The Need for Women in Manufacturing

 

Since March is Women’s History Month we wanted to take this opportunity to talk about women in manufacturing. Women first began entering the workforce during World War I when a large number of jobs were vacated by men who had gone to fight in the war. There was a shortage of workers and an increasing number of jobs being created as part of the war effort. This led to the rise of women entering the workforce, more specifically the manufacturing industry.

Today women represent nearly half of the total US workforce (47%), yet they comprise less than a third (27%) of manufacturing jobs. “In nearly 100 years, there has been a meager 8% increase in the number of female employees in the manufacturing industry. Not the kind of stellar advancement anyone would like to see.”

Currently over 32% of women switch out of STEM degree programs in college, only 30% of women who earn bachelor’s degree in engineering are still working in engineering 20 years later and of the women who have left the engineering profession 30% cite organizational climate and lack of mentorship as the reason.

There are a variety of reason for these statistics but Women in Manufacturing (WIM) conducted several surveys that found very few respondents listing manufacturing as a field that offers opportunities for women, and only about half could recall a manufacturing company they would consider a leader in attracting and promoting women. After seeing these results its not surprising that women aren’t entering the manufacturing field. However, there are steps manufacturers can take to make a difference.

The negative perception of manufacturing jobs has contributed greatly to the skills gap, but if that attitude can be changed it will be beneficial to the entire industry. Working directly with young high school and college level students to change those inaccurate judgements about manufacturing can make these jobs more appealing to young men and women. Speaking with educators and parents about the high-quality, good paying jobs available in manufacturing can help break down some of these stereotypes.

Mentors can also be a major factor in attracting women to the industry. “According to “Why So Few?” by the American Association of University Women in 2010, ‘Mentorship is often cited as a key strategy for exciting, supporting, and keeping students, young scientists, and engineers in the fields of STEM. This is particularly true for individuals who haven’t historically participated in these areas—such as young women and underrepresented minorities.’”

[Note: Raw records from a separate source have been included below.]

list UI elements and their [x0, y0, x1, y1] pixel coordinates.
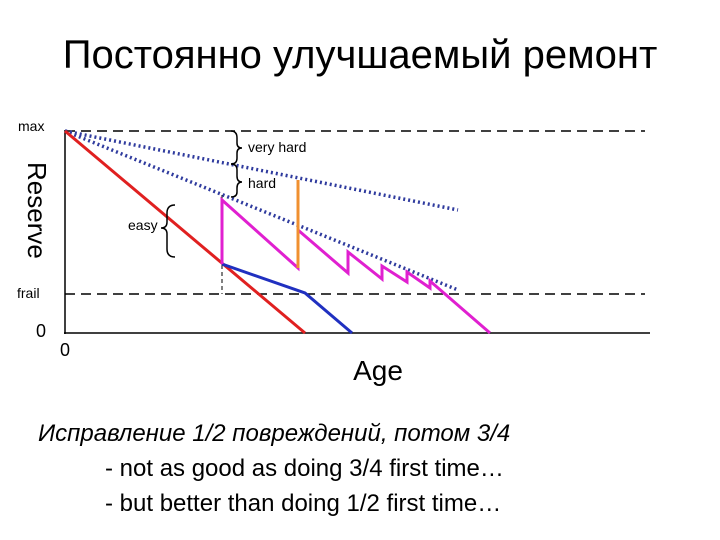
brace [160, 204, 176, 258]
dotted-line [64, 129, 459, 292]
x-zero-label: 0 [60, 340, 70, 360]
hard-label: hard [248, 175, 276, 191]
brace [230, 163, 243, 198]
very-hard-label: very hard [248, 139, 306, 155]
red-line [64, 129, 306, 335]
brace [230, 130, 243, 165]
x-axis-label: Age [353, 355, 403, 386]
easy-label: easy [128, 217, 158, 233]
slide-title: Постоянно улучшаемый ремонт [63, 33, 658, 77]
caption-line: Исправление 1/2 повреждений, потом 3/4 [38, 420, 510, 447]
frail-label: frail [17, 285, 40, 301]
caption-line: - but better than doing 1/2 first time… [105, 490, 501, 517]
diagram [64, 129, 650, 335]
dotted-line [64, 129, 459, 212]
caption-line: - not as good as doing 3/4 first time… [105, 455, 504, 482]
y-axis-label: Reserve [22, 162, 52, 259]
y-zero-label: 0 [36, 321, 46, 341]
magenta-line [220, 196, 491, 335]
max-label: max [18, 118, 44, 134]
blue-line [221, 262, 353, 335]
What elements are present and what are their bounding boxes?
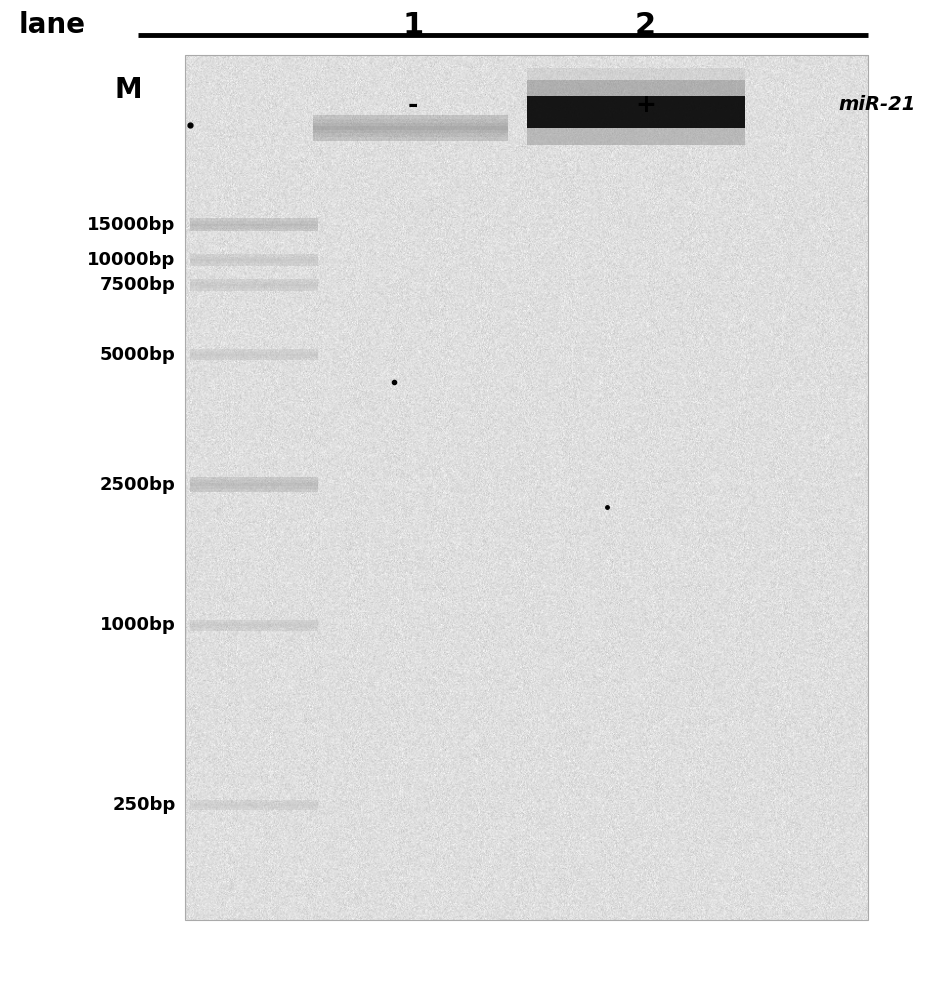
Bar xyxy=(190,800,318,802)
Bar xyxy=(190,286,318,288)
Bar xyxy=(190,489,318,492)
Bar xyxy=(313,133,508,137)
Bar xyxy=(190,802,318,804)
Bar xyxy=(190,356,318,358)
Bar xyxy=(190,620,318,622)
Bar xyxy=(190,218,318,221)
Bar xyxy=(190,282,318,284)
Bar xyxy=(190,350,318,352)
Bar xyxy=(313,123,508,126)
Bar xyxy=(313,130,508,133)
Bar xyxy=(190,622,318,624)
Bar xyxy=(190,284,318,286)
Bar xyxy=(313,119,508,123)
Bar xyxy=(313,137,508,140)
Bar xyxy=(190,221,318,224)
Bar xyxy=(190,224,318,226)
Bar xyxy=(190,483,318,486)
Bar xyxy=(185,55,868,920)
Bar xyxy=(190,259,318,261)
Bar xyxy=(190,628,318,631)
Bar xyxy=(190,806,318,808)
Bar xyxy=(190,486,318,489)
Bar xyxy=(190,804,318,806)
Bar xyxy=(190,226,318,229)
Text: 10000bp: 10000bp xyxy=(87,251,176,269)
Text: 15000bp: 15000bp xyxy=(87,216,176,234)
Text: 1: 1 xyxy=(402,10,423,39)
Text: -: - xyxy=(408,93,418,117)
Bar xyxy=(190,808,318,810)
Text: +: + xyxy=(635,93,656,117)
Bar xyxy=(190,288,318,290)
Bar xyxy=(190,263,318,265)
Bar xyxy=(190,477,318,480)
Bar xyxy=(190,261,318,263)
Text: lane: lane xyxy=(19,11,86,39)
Text: 7500bp: 7500bp xyxy=(100,276,176,294)
Bar xyxy=(190,354,318,356)
Text: 250bp: 250bp xyxy=(112,796,176,814)
Bar xyxy=(190,229,318,231)
Bar xyxy=(313,115,508,119)
Bar xyxy=(190,254,318,257)
Bar xyxy=(313,126,508,130)
Bar xyxy=(190,257,318,259)
Text: 1000bp: 1000bp xyxy=(100,616,176,634)
Bar xyxy=(527,68,745,80)
Text: M: M xyxy=(114,76,142,104)
Text: miR-21: miR-21 xyxy=(838,96,916,114)
Bar xyxy=(190,624,318,626)
Bar xyxy=(527,128,745,145)
Text: 2500bp: 2500bp xyxy=(100,476,176,494)
Bar xyxy=(527,96,745,128)
Bar xyxy=(190,352,318,354)
Bar xyxy=(527,80,745,96)
Bar xyxy=(190,358,318,360)
Text: 5000bp: 5000bp xyxy=(100,346,176,364)
Bar xyxy=(190,626,318,628)
Bar xyxy=(190,480,318,483)
Text: 2: 2 xyxy=(635,10,656,39)
Bar xyxy=(190,279,318,282)
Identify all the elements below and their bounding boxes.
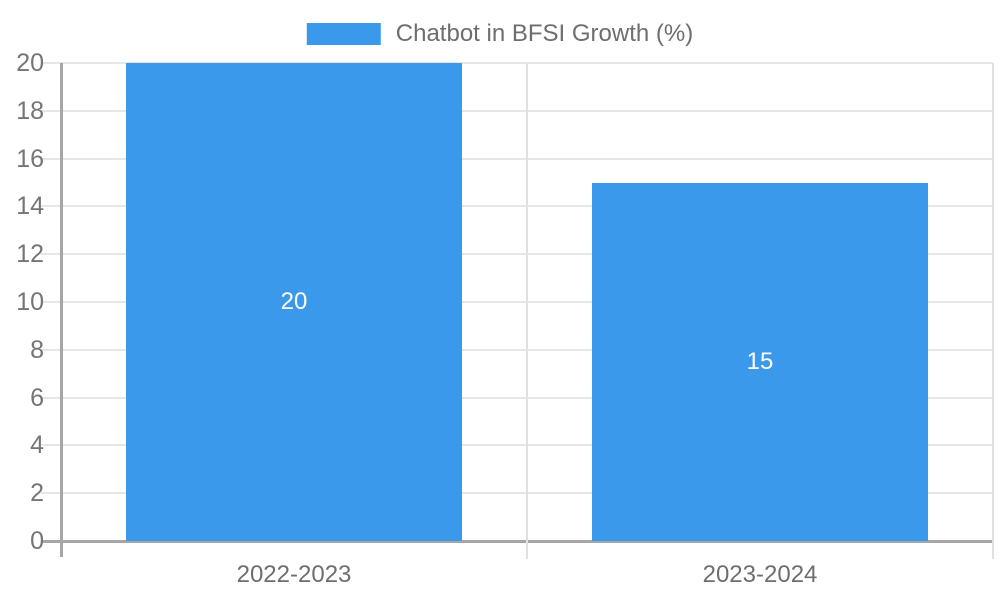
x-tick-label: 2022-2023 [236,561,352,588]
x-axis-line [41,540,993,543]
y-tick-label: 4 [30,431,44,460]
y-tick-label: 12 [16,240,44,269]
gridline [41,301,993,303]
y-tick-label: 2 [30,479,44,508]
gridline [41,157,993,160]
gridline [41,492,993,495]
y-tick-label: 20 [16,49,44,77]
bar-value-label: 15 [746,347,774,375]
gridline [41,253,993,256]
gridline [41,205,993,208]
y-tick-label: 18 [16,96,44,125]
gridline [41,62,993,64]
y-tick-label: 8 [30,335,44,364]
bar[interactable] [592,182,928,541]
gridline [41,396,993,399]
x-tick-label: 2023-2024 [702,561,818,588]
y-tick-label: 6 [30,383,44,412]
category-separator [526,63,528,559]
y-tick-label: 14 [16,192,44,221]
plot-right-edge [992,63,994,559]
y-tick-label: 0 [30,527,44,555]
gridline [41,109,993,112]
bar[interactable] [126,63,462,541]
legend-label: Chatbot in BFSI Growth (%) [395,20,694,47]
legend-swatch [306,23,381,45]
gridline [41,444,993,447]
y-axis-line [60,63,63,557]
gridline [41,348,993,351]
bar-value-label: 20 [280,288,308,315]
y-tick-label: 16 [16,144,44,173]
legend-item[interactable]: Chatbot in BFSI Growth (%) [306,20,694,48]
y-tick-label: 10 [16,288,44,316]
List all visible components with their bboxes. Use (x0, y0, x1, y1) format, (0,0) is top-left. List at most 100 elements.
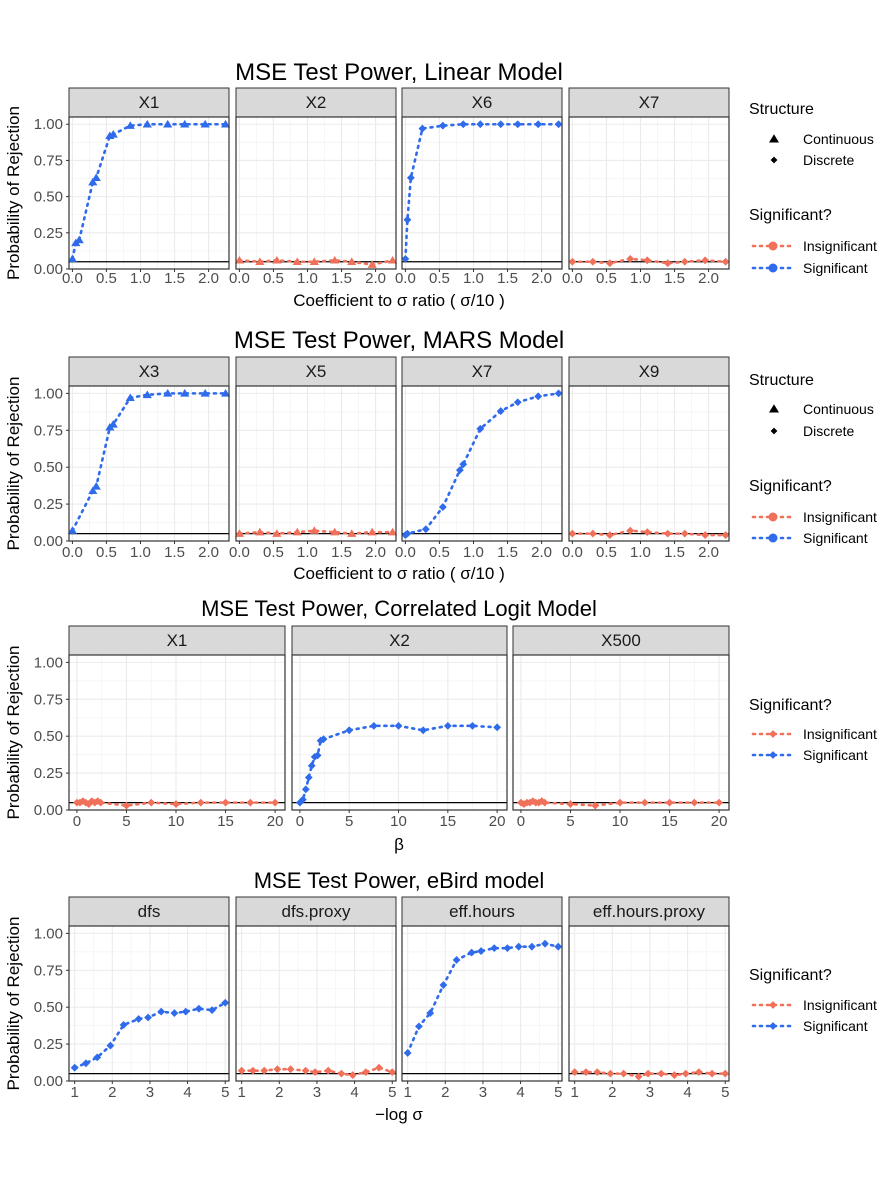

Creating opportunities for young girls to get hand-on experience in the STEM fields can also make an impact. Increasing the amount of positive exposure when girls are young will increase their knowledge of opportunities in manufacturing later on. Participating in events like National Manufacturing Day can be instrumental in showcasing the benefits of a career in manufacturing.

Younger generations also value opportunities to make a difference. Many jobs within the manufacturing industry have that potential. Author of 5 Ways to Increase the Number of Women in the Manufacturing Industry, Pamela Kan, said “Talking with the engineers at my company, they have all said – many times – that what they most love about the manufacturing industry is the ability to take their schooling and innate interests and make a difference by creating something new that can help a customer.”

We need women in the manufacturing industry and these small but impactful actions can make a huge difference. Changing the conversation at an early age and exposing young girls to STEM can make a huge difference down the line.